I've been reading for a while that George Soros, Bill Gross, and Warren Buffett are amongst the leading businessmen that are also betting on the R-word. This week's "Businessweek" issue has an article on it too.

Here is something I read on the web:

http://bigpicture.typepad.com/comments/2006/01/bill_gross_bond.html

Although I do agree with most of the reasons that businessmen, journalists, and academics give for a potential meltdown, I also agree with Arthur Eckart in that "Americans have shown they're adept at finding ways to maintain autonomous consumption."

In general, I think the word of warning is useful. However, some people seem truly stressed out by the possibility of a huge recession but I think this is unlikely. It is worthwhile to mention that a lot of these people you mention have been expressing their concerns for several quarters now, and up to now interest rates have still been rising and the economy has been growing stronger. Again, at this juncture, the word of caution is useful, but I don't think there's any reason to fret.

As usual, we are probably already in a recession and the denial goes on. I was just reading this morning that business investment is down not going forward because of CEO lack of confidence in the economy.

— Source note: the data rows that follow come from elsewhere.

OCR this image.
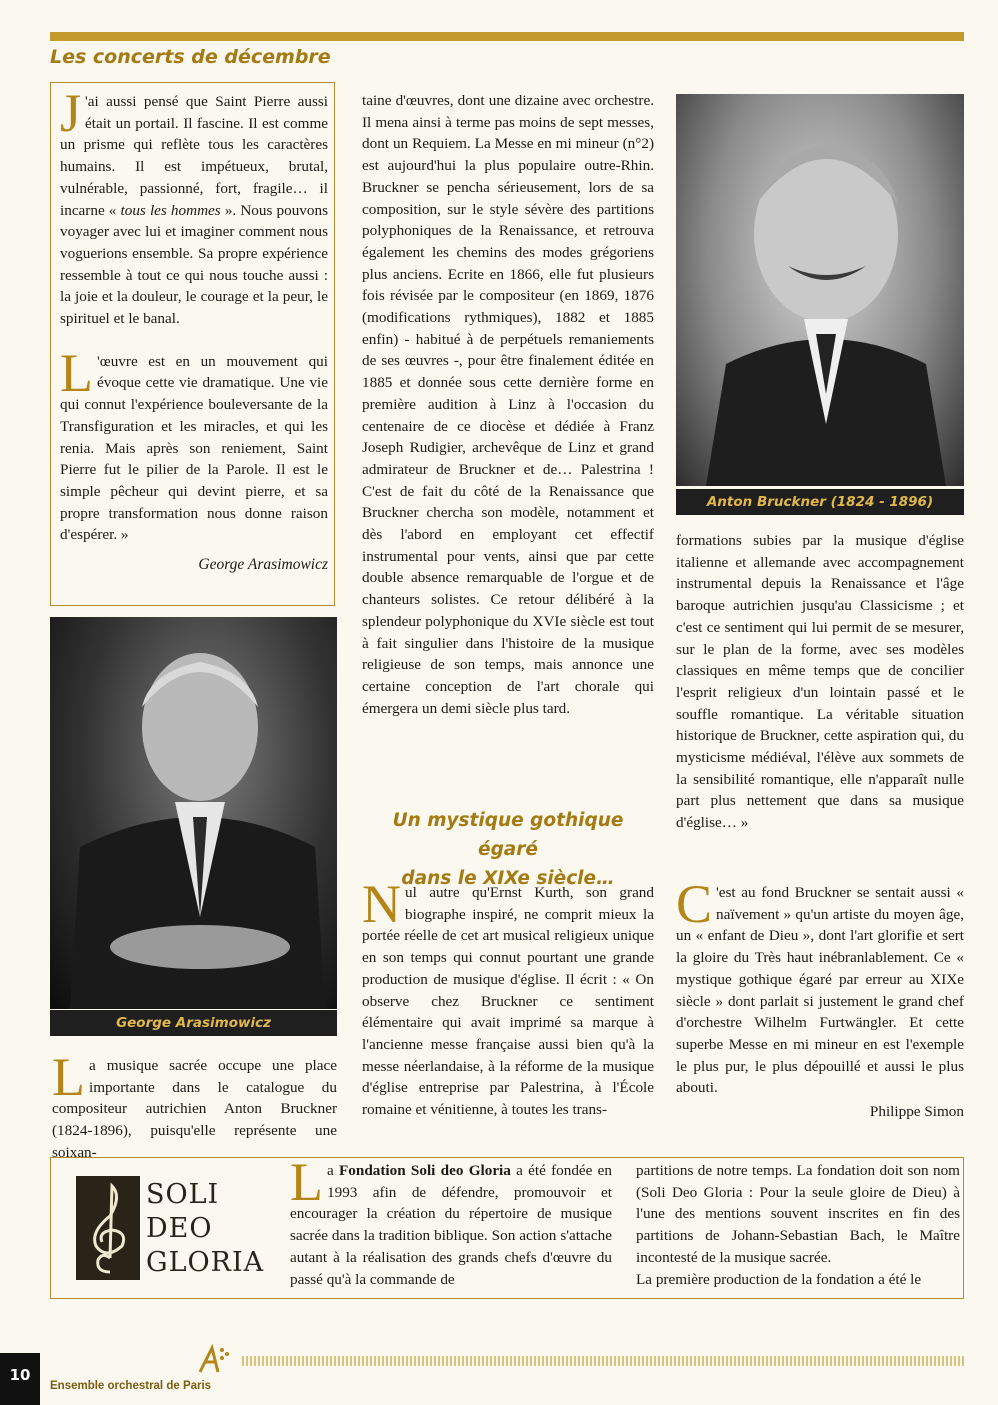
Les concerts de décembre

J 'ai aussi pensé que Saint Pierre aussi était un portail. Il fascine. Il est comme un prisme qui reflète tous les caractères humains. Il est impétueux, brutal, vulnérable, passionné, fort, fragile… il incarne « tous les hommes ». Nous pouvons voyager avec lui et imaginer comment nous voguerions ensemble. Sa propre expérience ressemble à tout ce qui nous touche aussi : la joie et la douleur, le courage et la peur, le spirituel et le banal.

L 'œuvre est en un mouvement qui évoque cette vie dramatique. Une vie qui connut l'expérience bouleversante de la Transfiguration et les miracles, et qui les renia. Mais après son reniement, Saint Pierre fut le pilier de la Parole. Il est le simple pêcheur qui devint pierre, et sa propre transformation nous donne raison d'espérer. »

George Arasimowicz

George Arasimowicz

La musique sacrée occupe une place importante dans le catalogue du compositeur autrichien Anton Bruckner (1824-1896), puisqu'elle représente une soixan-

taine d'œuvres, dont une dizaine avec orchestre. Il mena ainsi à terme pas moins de sept messes, dont un Requiem. La Messe en mi mineur (n°2) est aujourd'hui la plus populaire outre-Rhin. Bruckner se pencha sérieusement, lors de sa composition, sur le style sévère des partitions polyphoniques de la Renaissance, et retrouva également les chemins des modes grégoriens plus anciens. Ecrite en 1866, elle fut plusieurs fois révisée par le compositeur (en 1869, 1876 (modifications rythmiques), 1882 et 1885 enfin) - habitué à de perpétuels remaniements de ses œuvres -, pour être finalement éditée en 1885 et donnée sous cette dernière forme en première audition à Linz à l'occasion du centenaire de ce diocèse et dédiée à Franz Joseph Rudigier, archevêque de Linz et grand admirateur de Bruckner et de… Palestrina ! C'est de fait du côté de la Renaissance que Bruckner chercha son modèle, notamment et dès l'abord en employant cet effectif instrumental pour vents, ainsi que par cette double absence remarquable de l'orgue et de chanteurs solistes. Ce retour délibéré à la splendeur polyphonique du XVIe siècle est tout à fait singulier dans l'histoire de la musique religieuse de son temps, mais annonce une certaine conception de l'art chorale qui émergera un demi siècle plus tard.

Un mystique gothique égaré
dans le XIXe siècle…

Nul autre qu'Ernst Kurth, son grand biographe inspiré, ne comprit mieux la portée réelle de cet art musical religieux unique en son temps qui connut pourtant une grande production de musique d'église. Il écrit : « On observe chez Bruckner ce sentiment élémentaire qui avait imprimé sa marque à l'ancienne messe française aussi bien qu'à la messe néerlandaise, à la réforme de la musique d'église entreprise par Palestrina, à l'École romaine et vénitienne, à toutes les trans-

Anton Bruckner (1824 - 1896)

formations subies par la musique d'église italienne et allemande avec accompagnement instrumental depuis la Renaissance et l'âge baroque autrichien jusqu'au Classicisme ; et c'est ce sentiment qui lui permit de se mesurer, sur le plan de la forme, avec ses modèles classiques en même temps que de concilier l'esprit religieux d'un lointain passé et le souffle romantique. La véritable situation historique de Bruckner, cette aspiration qui, du mysticisme médiéval, l'élève aux sommets de la sensibilité romantique, elle n'apparaît nulle part plus nettement que dans sa musique d'église… »

C 'est au fond Bruckner se sentait aussi « naïvement » qu'un artiste du moyen âge, un « enfant de Dieu », dont l'art glorifie et sert la gloire du Très haut inébranlablement. Ce « mystique gothique égaré par erreur au XIXe siècle » dont parlait si justement le grand chef d'orchestre Wilhelm Furtwängler. Et cette superbe Messe en mi mineur en est l'exemple le plus pur, le plus dépouillé et aussi le plus abouti.

Philippe Simon

SOLI
DEO
GLORIA

La Fondation Soli deo Gloria a été fondée en 1993 afin de défendre, promouvoir et encourager la création du répertoire de musique sacrée dans la tradition biblique. Son action s'attache autant à la réalisation des grands chefs d'œuvre du passé qu'à la commande de

partitions de notre temps. La fondation doit son nom (Soli Deo Gloria : Pour la seule gloire de Dieu) à l'une des mentions souvent inscrites en fin des partitions de Johann-Sebastian Bach, le Maître incontesté de la musique sacrée.

La première production de la fondation a été le

10

Ensemble orchestral de Paris
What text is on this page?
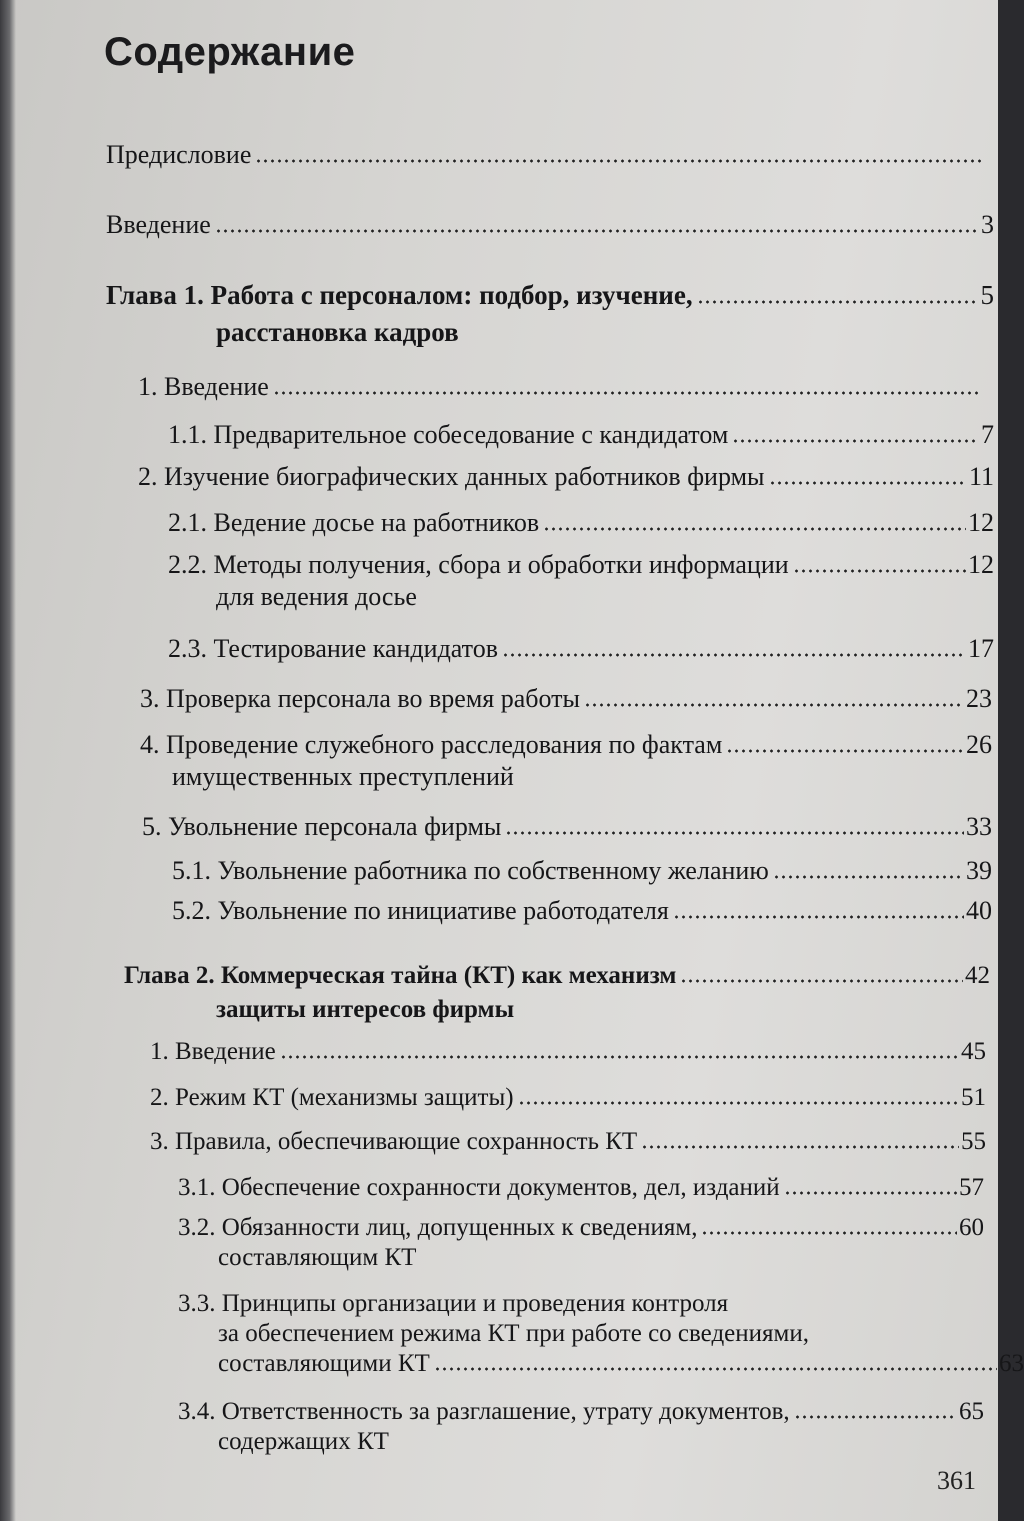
Содержание
Предисловие
Введение	3
Глава 1. Работа с персоналом: подбор, изучение,	5
расстановка кадров
1. Введение
1.1. Предварительное собеседование с кандидатом	7
2. Изучение биографических данных работников фирмы	11
2.1. Ведение досье на работников	12
2.2. Методы получения, сбора и обработки информации	12
для ведения досье
2.3. Тестирование кандидатов	17
3. Проверка персонала во время работы	23
4. Проведение служебного расследования по фактам	26
имущественных преступлений
5. Увольнение персонала фирмы	33
5.1. Увольнение работника по собственному желанию	39
5.2. Увольнение по инициативе работодателя	40
Глава 2. Коммерческая тайна (КТ) как механизм	42
защиты интересов фирмы
1. Введение	45
2. Режим КТ (механизмы защиты)	51
3. Правила, обеспечивающие сохранность КТ	55
3.1. Обеспечение сохранности документов, дел, изданий	57
3.2. Обязанности лиц, допущенных к сведениям,	60
составляющим КТ
3.3. Принципы организации и проведения контроля
за обеспечением режима КТ при работе со сведениями,
составляющими КТ	63
3.4. Ответственность за разглашение, утрату документов,	65
содержащих КТ
361
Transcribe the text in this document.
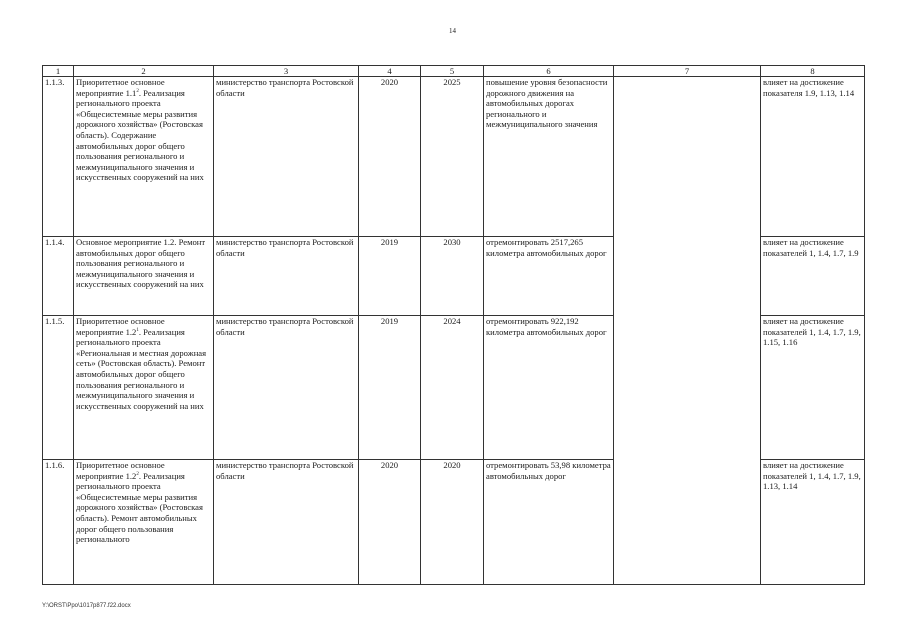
14
1	2	3	4	5	6	7	8
1.1.3.	Приоритетное основное мероприятие $1.1^2$. Реализация регионального проекта «Общесистемные меры развития дорожного хозяйства» (Ростовская область). Содержание автомобильных дорог общего пользования регионального и межмуниципального значения и искусственных сооружений на них	министерство транспорта Ростовской области	2020	2025	повышение уровня безопасности дорожного движения на автомобильных дорогах регионального и межмуниципального значения		влияет на достижение показателя 1.9, 1.13, 1.14
1.1.4.	Основное мероприятие 1.2. Ремонт автомобильных дорог общего пользования регионального и межмуниципального значения и искусственных сооружений на них	министерство транспорта Ростовской области	2019	2030	отремонтировать 2517,265 километра автомобильных дорог		влияет на достижение показателей 1, 1.4, 1.7, 1.9
1.1.5.	Приоритетное основное мероприятие $1.2^1$. Реализация регионального проекта «Региональная и местная дорожная сеть» (Ростовская область). Ремонт автомобильных дорог общего пользования регионального и межмуниципального значения и искусственных сооружений на них	министерство транспорта Ростовской области	2019	2024	отремонтировать 922,192 километра автомобильных дорог		влияет на достижение показателей 1, 1.4, 1.7, 1.9, 1.15, 1.16
1.1.6.	Приоритетное основное мероприятие $1.2^2$. Реализация регионального проекта «Общесистемные меры развития дорожного хозяйства» (Ростовская область). Ремонт автомобильных дорог общего пользования регионального	министерство транспорта Ростовской области	2020	2020	отремонтировать 53,98 километра автомобильных дорог		влияет на достижение показателей 1, 1.4, 1.7, 1.9, 1.13, 1.14
Y:\ORST\Ppo\1017p877.f22.docx
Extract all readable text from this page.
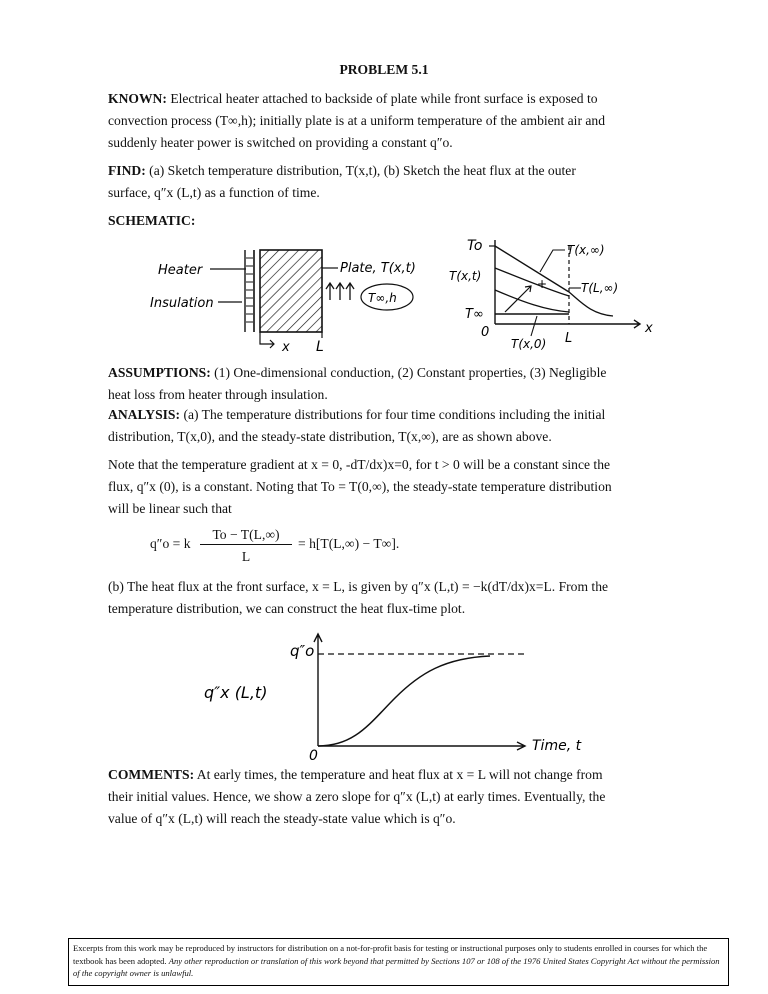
PROBLEM 5.1
KNOWN: Electrical heater attached to backside of plate while front surface is exposed to
convection process (T∞,h); initially plate is at a uniform temperature of the ambient air and
suddenly heater power is switched on providing a constant q″o.
FIND: (a) Sketch temperature distribution, T(x,t), (b) Sketch the heat flux at the outer
surface, q″x (L,t) as a function of time.
SCHEMATIC:
Heater
Insulation
Plate, T(x,t)
T∞,h
x L
To
T(x,t)
T∞
0	x
T(x,∞)
+	T(L,∞)
T(x,0) L
ASSUMPTIONS: (1) One-dimensional conduction, (2) Constant properties, (3) Negligible
heat loss from heater through insulation.
ANALYSIS: (a) The temperature distributions for four time conditions including the initial
distribution, T(x,0), and the steady-state distribution, T(x,∞), are as shown above.
Note that the temperature gradient at x = 0, -dT/dx)x=0, for t > 0 will be a constant since the
flux, q″x (0), is a constant. Noting that To = T(0,∞), the steady-state temperature distribution
will be linear such that
q″o = k
To − T(L,∞)
L
= h[T(L,∞) − T∞].
(b) The heat flux at the front surface, x = L, is given by q″x (L,t) = −k(dT/dx)x=L. From the
temperature distribution, we can construct the heat flux-time plot.
q″o
q″x (L,t)
0
Time, t
COMMENTS: At early times, the temperature and heat flux at x = L will not change from
their initial values. Hence, we show a zero slope for q″x (L,t) at early times. Eventually, the
value of q″x (L,t) will reach the steady-state value which is q″o.
Excerpts from this work may be reproduced by instructors for distribution on a not-for-profit basis for testing or instructional purposes only to students enrolled in courses for which the textbook has been adopted. Any other reproduction or translation of this work beyond that permitted by Sections 107 or 108 of the 1976 United States Copyright Act without the permission of the copyright owner is unlawful.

Housing is cratering, so Arthur, where does the spending come from?

I agree the housing boom that started in 1995 is over and that will create many problems for the economy, including a slow-down in homebuilding, which should contribute to unemployment, a reduced Wealth Effect, which is negative for consumption, rising rents, which is inflationary, etc. Also, foreclosures for marginal homeowners should increase. However, unlike the Dot.com bubble boom of the late '90s where stock prices soared way above profits (and many firms had no Es in their P/E ratios), homeowners have generally strengthened their financial positions through refinancing at lower rates, i.e. lowering their monthly payments, although increasing the length of their mortgages. When mortgage rates fall, home prices rise, to keep monthly payments constant for new homebuyers. So, lower interest rates have been a benefit for existing homeowners. The problem has been "financial innovation," which allowed marginal homeowners to buy homes (including adjustable rates and balloon payments), and many homeowners used equity in their homes to "trade-up" for more expensive homes (although that may be investment more than consumption). Nonetheless, Americans have to live somewhere, and even in a recession, there are monthly payments. Perhaps, some Americans will rent a room or two of their newer and larger homes, get a second job, start an internet business (the internet is growing five times faster than the economy), etc., to maintain autonomous consumption. Also, financial innovation created many of the problems and it may correct some of them, since banks don't want to hold lots of vacant homes.